In her latest column for fa, iona bain looks at why families are happy to let their wealth cascade down the generations

One of the most significant outcomes in the lottery of life has to be the family we are born into. A savvy and attentive parent – all the better if there are two – can give an instant, highly potent advantage in this world. Throw in a couple of wise, wealthy grandparents and you have well and truly lucked out.

Dream parents and grandparents do not just offer up role models for solid money management – they also support us until we can support ourselves. In other words, they make good with the dosh when we really need it, even as we progress into adulthood.

Top Christmas TV from 2012 - Royle Family

I do not know how many of my 20-something friends could have stayed afloat, let alone started to fulfil their potential and lay the foundations for a bright future, if their families had not thrown them a financial lifeline or two. We are all aware of the conundrum facing first-time buyers, many of whom cannot save for a mighty deposit because they are tethered to grossly high rent. We know the job market has not been kind to graduates and school leavers since the recession took hold. It hardly needs stating that starter wages are not commensurate with the cost of living once taxes, bills and tuition fee debt is accounted for.

Little wonder that many members of the older generation do what they can to ensure these hurdles do not floor the talented young people that they know and love. An acquaintance of mine paid a modest amount of rent to stay at home for four years, only to be presented with all the cash she ever paid (plus a bit extra from her parents) on her 26th birthday. Imagine her surprise and delight when she was told she could get her first home deposit with all the money she had saved. Another young guy is pulling out all the stops to find a job that pays him more than the dole and is renting a grotty flat in my hometown of Edinburgh – he would be forced to live on £9 a week after bills and housing costs were it not for financial support from his grandparents.

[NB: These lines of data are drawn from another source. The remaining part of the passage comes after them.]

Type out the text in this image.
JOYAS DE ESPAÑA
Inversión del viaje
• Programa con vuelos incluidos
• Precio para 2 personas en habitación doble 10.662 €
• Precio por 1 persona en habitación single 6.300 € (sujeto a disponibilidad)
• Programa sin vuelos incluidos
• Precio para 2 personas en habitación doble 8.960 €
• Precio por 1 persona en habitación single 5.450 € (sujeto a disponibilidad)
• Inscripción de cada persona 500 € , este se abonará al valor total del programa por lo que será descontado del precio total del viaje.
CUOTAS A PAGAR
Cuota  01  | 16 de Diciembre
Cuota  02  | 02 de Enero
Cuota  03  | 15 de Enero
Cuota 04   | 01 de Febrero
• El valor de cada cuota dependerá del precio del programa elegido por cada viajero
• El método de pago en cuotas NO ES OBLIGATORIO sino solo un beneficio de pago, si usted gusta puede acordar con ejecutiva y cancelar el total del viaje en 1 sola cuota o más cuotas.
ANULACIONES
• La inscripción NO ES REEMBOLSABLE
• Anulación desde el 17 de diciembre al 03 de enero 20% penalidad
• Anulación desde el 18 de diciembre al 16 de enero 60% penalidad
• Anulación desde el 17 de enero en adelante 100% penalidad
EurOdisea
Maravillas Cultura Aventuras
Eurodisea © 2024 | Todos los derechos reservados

We are not talking about mollycoddling or handouts for spoilt brats here; the majority of young consumers want to be self-sufficient more than anything else. We feel an uneasy combination of gratitude and guilt when family members promise to help us through university, give us their old car or loan money on terms and conditions that could fit onto a postage stamp.

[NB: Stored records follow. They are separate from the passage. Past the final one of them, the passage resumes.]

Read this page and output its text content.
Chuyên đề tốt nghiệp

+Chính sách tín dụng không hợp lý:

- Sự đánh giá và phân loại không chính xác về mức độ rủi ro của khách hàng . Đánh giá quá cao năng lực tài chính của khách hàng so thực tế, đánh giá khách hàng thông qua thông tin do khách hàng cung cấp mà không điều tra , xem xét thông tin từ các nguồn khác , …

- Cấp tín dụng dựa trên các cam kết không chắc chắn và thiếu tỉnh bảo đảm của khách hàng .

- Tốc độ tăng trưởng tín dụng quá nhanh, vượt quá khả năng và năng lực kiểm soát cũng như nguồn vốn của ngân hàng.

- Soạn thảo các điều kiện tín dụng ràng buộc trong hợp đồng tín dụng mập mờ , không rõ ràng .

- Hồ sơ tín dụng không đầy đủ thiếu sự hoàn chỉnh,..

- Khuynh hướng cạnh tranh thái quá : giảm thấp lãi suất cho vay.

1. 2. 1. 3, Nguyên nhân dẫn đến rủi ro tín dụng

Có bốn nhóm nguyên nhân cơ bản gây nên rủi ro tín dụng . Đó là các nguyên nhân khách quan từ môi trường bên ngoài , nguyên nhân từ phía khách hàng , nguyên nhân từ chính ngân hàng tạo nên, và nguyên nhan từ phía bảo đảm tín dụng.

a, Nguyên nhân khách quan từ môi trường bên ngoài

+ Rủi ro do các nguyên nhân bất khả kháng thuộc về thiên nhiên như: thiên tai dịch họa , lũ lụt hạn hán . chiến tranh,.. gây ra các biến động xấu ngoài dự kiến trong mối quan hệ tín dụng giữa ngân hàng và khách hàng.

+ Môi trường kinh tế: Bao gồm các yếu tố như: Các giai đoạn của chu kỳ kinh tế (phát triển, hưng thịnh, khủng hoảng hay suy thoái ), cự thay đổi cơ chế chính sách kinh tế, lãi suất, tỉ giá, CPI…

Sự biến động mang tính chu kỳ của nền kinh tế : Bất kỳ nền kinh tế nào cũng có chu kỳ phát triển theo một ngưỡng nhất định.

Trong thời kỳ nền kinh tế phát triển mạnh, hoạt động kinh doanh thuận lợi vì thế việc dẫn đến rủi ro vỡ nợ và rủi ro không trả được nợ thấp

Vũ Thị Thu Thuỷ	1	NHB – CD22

But, to be fair, we did not choose to be born and certainly not into this economic era in which young people have really drawn the short straw. Is it too much to expect some financial assistance as we find our way through this mess? Besides, the former universities minister, David Willetts, is right to point out in his book, The Pinch, how a supportive approach is in the babyboomers’ own interests. He even mentions a popular US bumper sticker that says: “Be nice to your kids – they will choose your nursing home.”